U.S. factory output slipped for the first time in 10 months in April as a shortage of parts from Japan crimped activity and home building slumped, showing the economy got off to a weak start in the second quarter.

Signs of lackluster economic activity were also evident in declining sales at Wal-Mart Stores, which said its customers were still living from paycheck to paycheck. Home Depot also reported a drop in sales while Hewlett-Packard cut its 2011 profit forecast.

Analysts are cautiously optimistic the economy will regain speed this quarter after growth slowed to a 1.8 percent annual pace in the January-March period, but some doubt that growth will pick back up to an annualized rate of 3.0 percent.

It's a sluggish start, said Ryan Sweet, a senior economist at Moody's Analytics in West Chester, Pennsylvania. Since the beginning of this year, the recovery seems to have hit a bit of a soft patch, but conditions should improve for the remainder of this year.

U.S. stocks mostly fell on concerns about the economic recovery. The Dow Jones industrial average dropped 68.79 points, or 0.55 percent, to 12,479.58 and the Standard & Poor's 500 Index dipped 0.49 of a point, or 0.04 percent, to end at 1,328.98. The Nasdaq Composite,however, inched up 0.90 of a point, or 0.03 percent, to close at 2,783.21. The benchmark 10-year U.S. Treasury note rose 6/32 in price, its yield moving through resistance at 3.14 percent to stand at 3.13 percent, after earlier falling to 3.10 percent, which was the lowest since early December.

The economic data added to the market's sense that the economy is in a slower growth mode, said Cary Leahey, managing director and senior economist at Decision Economics.

Whatever rebound is unfolding in the second quarter will fall short of 3.0 percent growth and if growth falls short of 3.0 percent, the Fed will be disappointed and will postpone taking even baby steps toward tightening monetary policy, he said.


Manufacturing output fell 0.4 percent, breaking nine straight months of gains, as supply disruptions from Japan's earthquake hit auto production, the Federal Reserve said.

Overall industrial production was flat, with gains in mining and utilities offsetting the drop in factory output. Excluding cars and parts, manufacturing output rose a sluggish 0.2 percent.

A separate report from the Commerce Department showed groundbreaking for new housing dropped 10.6 percent to an annual rate of 523,000 units as a glut of homes on the market discouraged new projects.

Though March's housing starts were revised up substantially, it was not enough to soften the blow from last month's drop.

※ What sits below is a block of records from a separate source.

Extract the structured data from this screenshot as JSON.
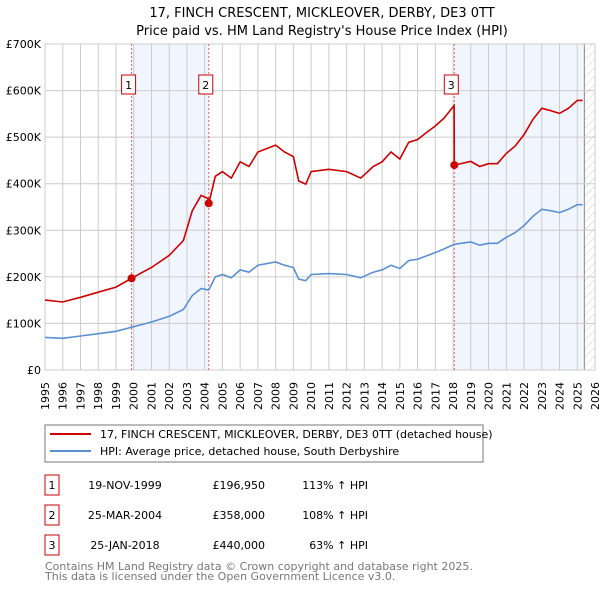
{
  "chart_data": {
    "type": "line",
    "title": "17, FINCH CRESCENT, MICKLEOVER, DERBY, DE3 0TT",
    "subtitle": "Price paid vs. HM Land Registry's House Price Index (HPI)",
    "xlim": [
      1995,
      2026
    ],
    "ylim": [
      0,
      700000
    ],
    "x_ticks": [
      "1995",
      "1996",
      "1997",
      "1998",
      "1999",
      "2000",
      "2001",
      "2002",
      "2003",
      "2004",
      "2005",
      "2006",
      "2007",
      "2008",
      "2009",
      "2010",
      "2011",
      "2012",
      "2013",
      "2014",
      "2015",
      "2016",
      "2017",
      "2018",
      "2019",
      "2020",
      "2021",
      "2022",
      "2023",
      "2024",
      "2025",
      "2026"
    ],
    "y_ticks": [
      {
        "value": 0,
        "label": "£0"
      },
      {
        "value": 100000,
        "label": "£100K"
      },
      {
        "value": 200000,
        "label": "£200K"
      },
      {
        "value": 300000,
        "label": "£300K"
      },
      {
        "value": 400000,
        "label": "£400K"
      },
      {
        "value": 500000,
        "label": "£500K"
      },
      {
        "value": 600000,
        "label": "£600K"
      },
      {
        "value": 700000,
        "label": "£700K"
      }
    ],
    "grid": true,
    "data_end_year": 2025.4,
    "series": [
      {
        "name": "17, FINCH CRESCENT, MICKLEOVER, DERBY, DE3 0TT (detached house)",
        "color": "#cc0000",
        "x": [
          1995,
          1996,
          1997,
          1998,
          1999,
          1999.88,
          2000.5,
          2001,
          2002,
          2002.8,
          2003.3,
          2003.8,
          2004.2,
          2004.23,
          2004.6,
          2005,
          2005.5,
          2006,
          2006.5,
          2007,
          2008,
          2008.5,
          2009,
          2009.3,
          2009.7,
          2010,
          2011,
          2012,
          2012.8,
          2013.5,
          2014,
          2014.5,
          2015,
          2015.5,
          2016,
          2016.5,
          2017,
          2017.5,
          2018.06,
          2018.07,
          2019,
          2019.5,
          2020,
          2020.5,
          2021,
          2021.5,
          2022,
          2022.5,
          2023,
          2023.5,
          2024,
          2024.5,
          2025,
          2025.3
        ],
        "y": [
          150000,
          146000,
          156000,
          167000,
          178000,
          196950,
          210000,
          220000,
          246000,
          278000,
          342000,
          375000,
          368000,
          358000,
          416000,
          426000,
          412000,
          447000,
          437000,
          468000,
          483000,
          468000,
          458000,
          406000,
          399000,
          426000,
          431000,
          426000,
          412000,
          437000,
          447000,
          468000,
          453000,
          489000,
          495000,
          510000,
          524000,
          541000,
          568000,
          440000,
          448000,
          437000,
          443000,
          443000,
          465000,
          481000,
          505000,
          538000,
          562000,
          557000,
          551000,
          562000,
          579000,
          579000
        ]
      },
      {
        "name": "HPI: Average price, detached house, South Derbyshire",
        "color": "#5b8fd4",
        "x": [
          1995,
          1996,
          1997,
          1998,
          1999,
          1999.88,
          2000.5,
          2001,
          2002,
          2002.8,
          2003.3,
          2003.8,
          2004.2,
          2004.23,
          2004.6,
          2005,
          2005.5,
          2006,
          2006.5,
          2007,
          2008,
          2008.5,
          2009,
          2009.3,
          2009.7,
          2010,
          2011,
          2012,
          2012.8,
          2013.5,
          2014,
          2014.5,
          2015,
          2015.5,
          2016,
          2016.5,
          2017,
          2017.5,
          2018.06,
          2018.07,
          2019,
          2019.5,
          2020,
          2020.5,
          2021,
          2021.5,
          2022,
          2022.5,
          2023,
          2023.5,
          2024,
          2024.5,
          2025,
          2025.3
        ],
        "y": [
          70000,
          68000,
          73000,
          78000,
          83000,
          92000,
          98000,
          103000,
          115000,
          130000,
          160000,
          175000,
          172000,
          172000,
          200000,
          205000,
          198000,
          215000,
          210000,
          225000,
          232000,
          225000,
          220000,
          195000,
          192000,
          205000,
          207000,
          205000,
          198000,
          210000,
          215000,
          225000,
          218000,
          235000,
          238000,
          245000,
          252000,
          260000,
          270000,
          270000,
          275000,
          268000,
          272000,
          272000,
          285000,
          295000,
          310000,
          330000,
          345000,
          342000,
          338000,
          345000,
          355000,
          355000
        ]
      }
    ],
    "sales": [
      {
        "id": "1",
        "year": 1999.88,
        "date": "19-NOV-1999",
        "price": 196950,
        "price_label": "£196,950",
        "hpi_change": "113% ↑ HPI"
      },
      {
        "id": "2",
        "year": 2004.23,
        "date": "25-MAR-2004",
        "price": 358000,
        "price_label": "£358,000",
        "hpi_change": "108% ↑ HPI"
      },
      {
        "id": "3",
        "year": 2018.07,
        "date": "25-JAN-2018",
        "price": 440000,
        "price_label": "£440,000",
        "hpi_change": "63% ↑ HPI"
      }
    ],
    "shaded_ranges": [
      [
        1999.88,
        2004.23
      ],
      [
        2018.07,
        2025.4
      ]
    ],
    "legend_position": "below"
  },
  "footer": {
    "line1": "Contains HM Land Registry data © Crown copyright and database right 2025.",
    "line2": "This data is licensed under the Open Government Licence v3.0."
  }
}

The recovery in the housing sector is still wanting and is still a hope more than a reality, said Anthony Chan, chief economist at JPMorgan Private Wealth Management in New York.

Economists, who had expected starts to rise to a 568,000-unit rate, said tornadoes that lashed parts of the country last month were partly to blame for the drop. Starts in the tornado-ravaged South slumped to a two-year low.

Hopes are high that gasoline prices will fall and the nascent labor market recovery will strengthen enough to boost consumer spending and therefore economic growth.

But Wal-Mart said U.S. sales fell in the February-to-April quarter, adding it continued to see a paycheck cycle, where people stock up around payday and then spend less as money runs out.


Manufacturing has been leading the recovery and economists expect it to bounce back as auto supply disruptions fade.

Housing, however, is a different matter. Construction is being crowded out by an oversupply of homes and in particular foreclosed properties that sell well below their value.

In March, the spread between the prices of new and previously owned houses was about $54,200, indicating used homes are selling well below the cost of construction. A spread of between $20,000 and $30,000 is generally viewed as ideal.

A report on Monday showed that while builders expected a modest improvement in sales during spring, they anticipate market conditions to weaken in the next six months.

Analysts estimate there are between 8 million and 9 million homes on the market, including the so-called shadow inventory -- foreclosed properties and those that are about to be repossessed by banks.

The shadow housing inventory is coming to the market and is hindering the need to really start building more houses, said Chan.

The weight on the economy will be limited, however, since residential construction only accounts for about 2.2 percent of gross domestic product.

In addition, with the labor market showing signs of life, analysts are guardedly optimistic about a slight improvement as the year progresses. A similar outlook was shared by Home Depot, which raised its profit forecast for the year despite a slow start to the spring selling season.

Groundbreaking last month was depressed by a 24.1 percent tumble in the volatile multi-family homes sector, where starts for buildings with five or more units dropped 28.3 percent. Single-family home construction fell 5.1 percent.

Permits for future home construction dropped 4.0 percent to a 551,000-unit pace last month. They were held down by an 8.8 percent drop in the multi-family segment. Permits to build single-family homes slipped 1.8 percent.